Structure, function and pathophysiology of protease activated receptors

Authors

Mark N. Adams, Mater Medical Research Institute
Rithwik Ramachandran, University of Calgary
Mei Kwan Yau, The University of Queensland
Jacky Y. Suen, The University of Queensland
David P. Fairlie, The University of Queensland
Morley D. Hollenberg, University of Calgary
John D. Hooper, Mater Medical Research Institute

Document Type

Article

Publication Date

1-1-2011

Journal

Pharmacology and Therapeutics

Volume

130

Issue

3

First Page

248

Last Page

282

URL with Digital Object Identifier

10.1016/j.pharmthera.2011.01.003

Abstract

Discovered in the 1990s, protease activated receptors1 (PARs) are membrane-spanning cell surface proteins that belong to the G protein coupled receptor (GPCR) family. A defining feature of these receptors is their irreversible activation by proteases; mainly serine.

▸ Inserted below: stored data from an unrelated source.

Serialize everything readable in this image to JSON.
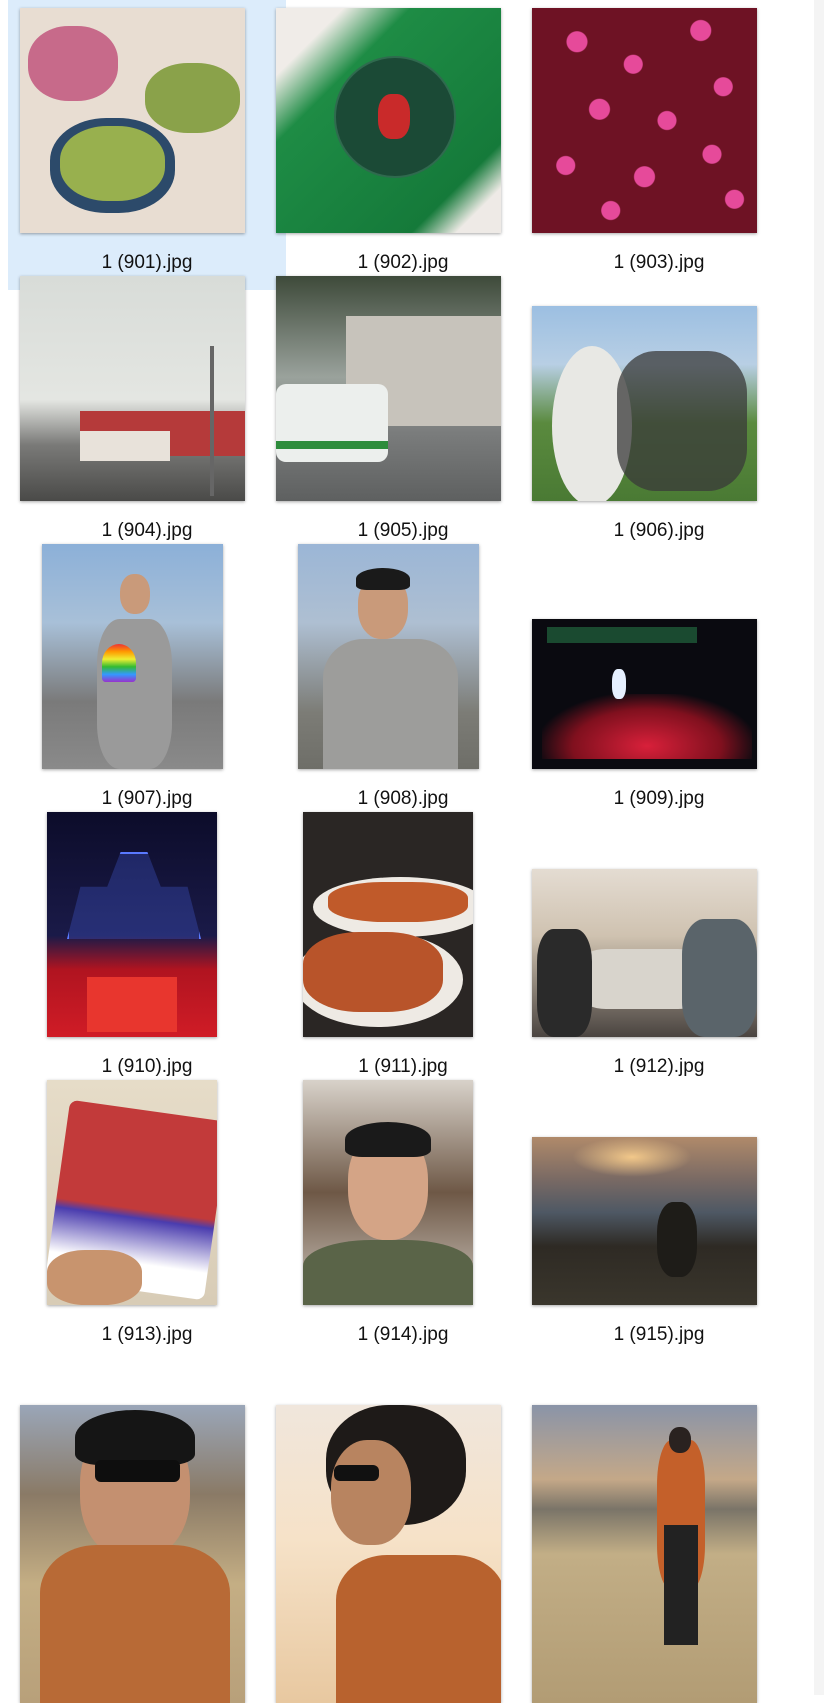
{
  "files": [
    {
      "name": "1 (901).jpg",
      "selected": true,
      "subject": "shaved ice desserts on terrazzo table"
    },
    {
      "name": "1 (902).jpg",
      "selected": false,
      "subject": "christmas sticker on green wrapping"
    },
    {
      "name": "1 (903).jpg",
      "selected": false,
      "subject": "pink confetti on dark red surface"
    },
    {
      "name": "1 (904).jpg",
      "selected": false,
      "subject": "street with birds on wires"
    },
    {
      "name": "1 (905).jpg",
      "selected": false,
      "subject": "van parked by building"
    },
    {
      "name": "1 (906).jpg",
      "selected": false,
      "subject": "fisheye group photo"
    },
    {
      "name": "1 (907).jpg",
      "selected": false,
      "subject": "pride parade portrait with rainbow fan"
    },
    {
      "name": "1 (908).jpg",
      "selected": false,
      "subject": "portrait in grey cardigan"
    },
    {
      "name": "1 (909).jpg",
      "selected": false,
      "subject": "concert stage with red lights"
    },
    {
      "name": "1 (910).jpg",
      "selected": false,
      "subject": "drone light castle over stage"
    },
    {
      "name": "1 (911).jpg",
      "selected": false,
      "subject": "plates of hairy crabs"
    },
    {
      "name": "1 (912).jpg",
      "selected": false,
      "subject": "group dinner selfie"
    },
    {
      "name": "1 (913).jpg",
      "selected": false,
      "subject": "staff badge held in hand"
    },
    {
      "name": "1 (914).jpg",
      "selected": false,
      "subject": "selfie in hotel room"
    },
    {
      "name": "1 (915).jpg",
      "selected": false,
      "subject": "sunset over rocky coast"
    },
    {
      "name": "",
      "selected": false,
      "subject": "selfie with sunglasses in field"
    },
    {
      "name": "",
      "selected": false,
      "subject": "profile with sunglasses backlit"
    },
    {
      "name": "",
      "selected": false,
      "subject": "man in orange jacket in field"
    }
  ],
  "colors": {
    "selection": "#dcecfb",
    "background": "#ffffff",
    "text": "#111111"
  }
}
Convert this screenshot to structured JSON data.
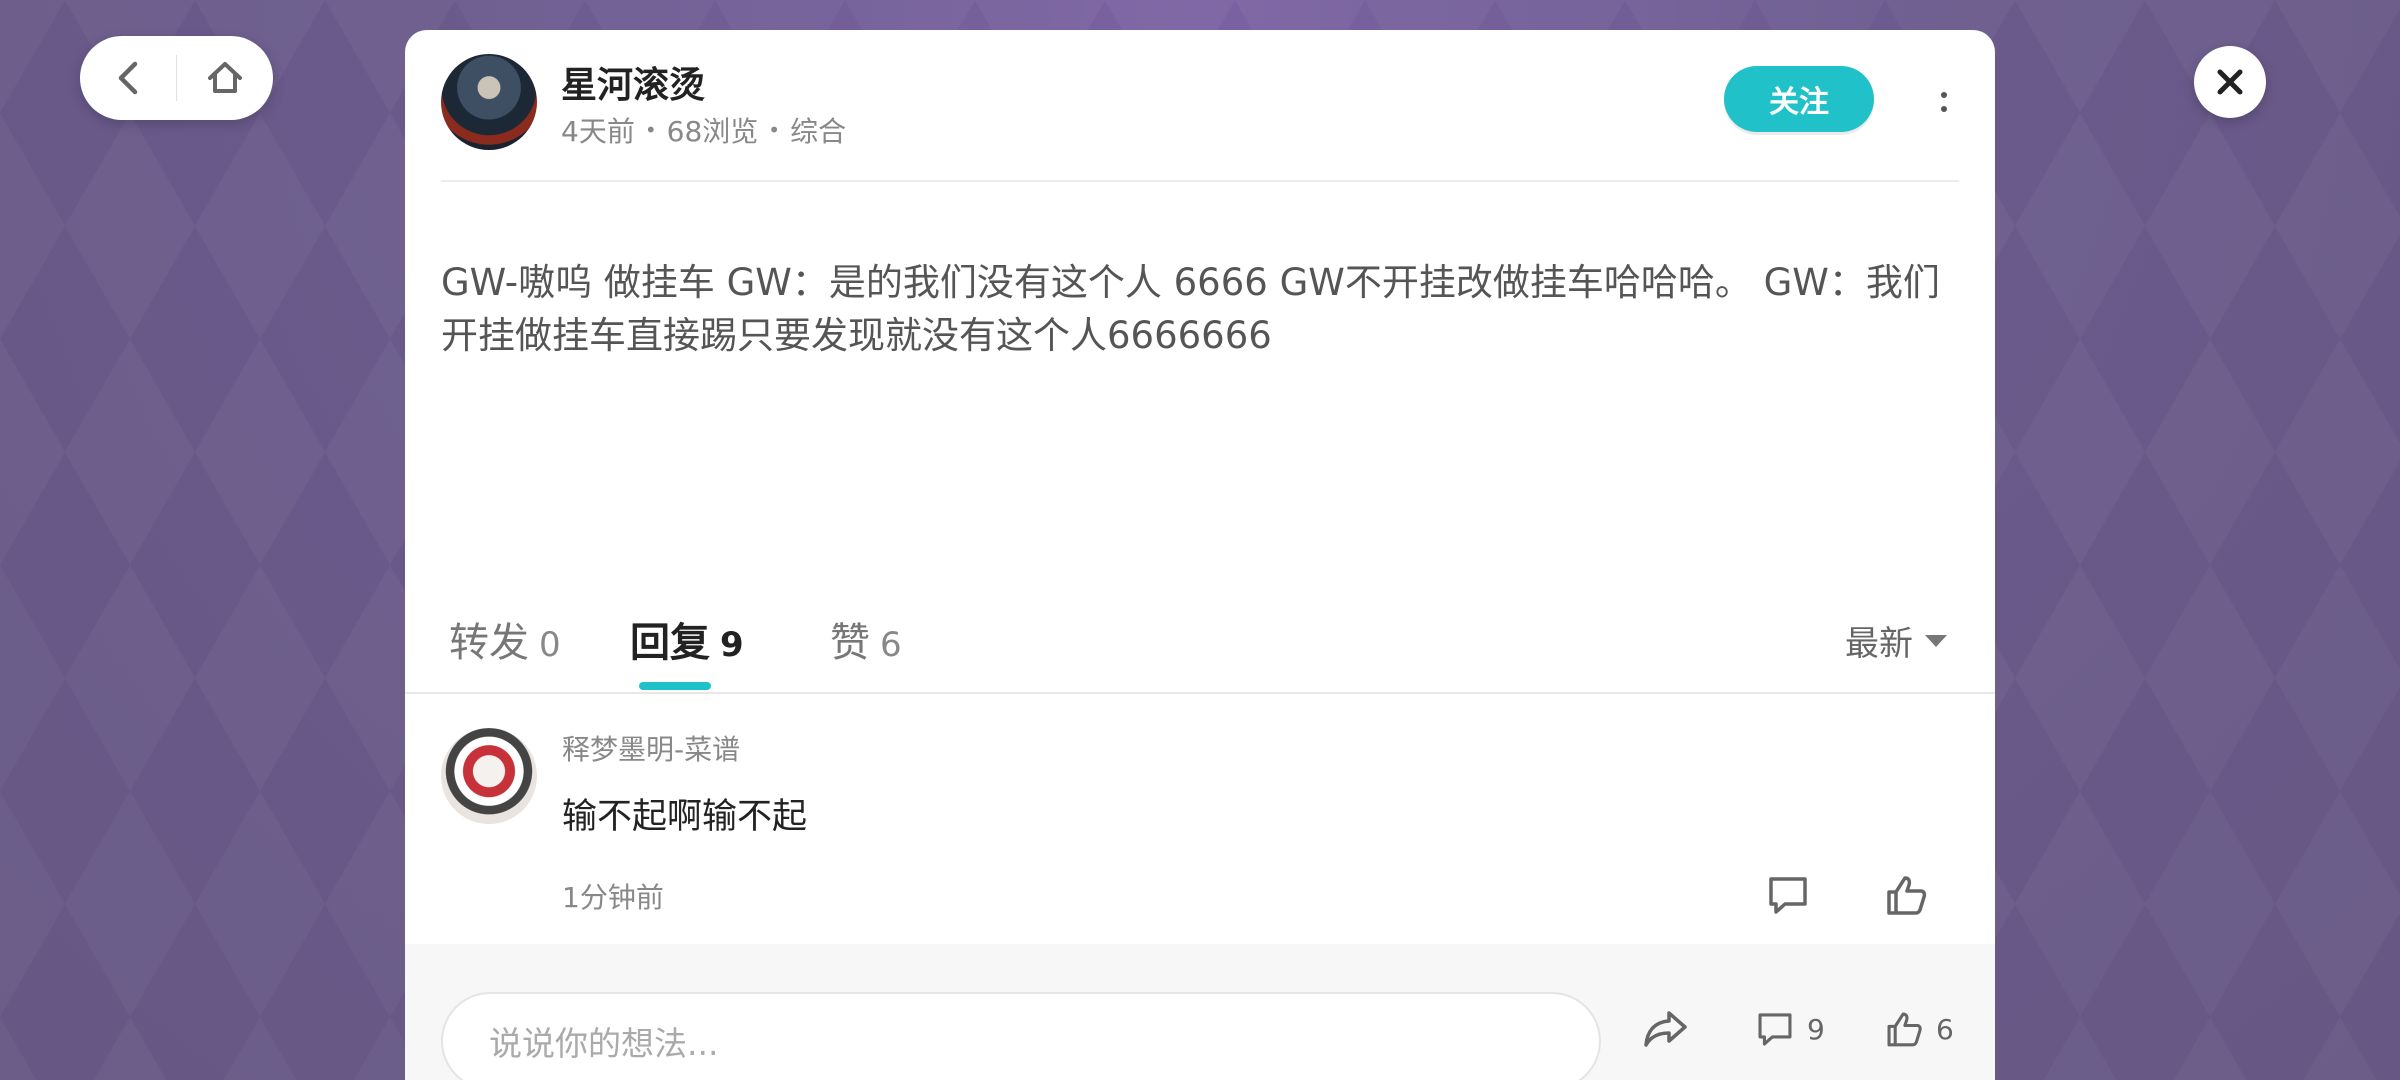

Proteolytic agonists remove the PAR extracellular amino terminal pro-domain to expose a new amino terminus, or tethered ligand, that binds intramolecularly to induce intracellular signal transduction via a number of molecular pathways that regulate a variety of cellular responses. By these mechanisms PARs function as cell surface sensors of extracellular and cell surface associated proteases, contributing extensively to regulation of homeostasis, as well as to dysfunctional responses required for progression of a number of diseases. This review examines common and distinguishing structural features of PARs, mechanisms of receptor activation, trafficking and signal termination, and discusses the physiological and pathological roles of these receptors and emerging approaches for modulating PAR-mediated signaling in disease. © 2011 Elsevier Inc.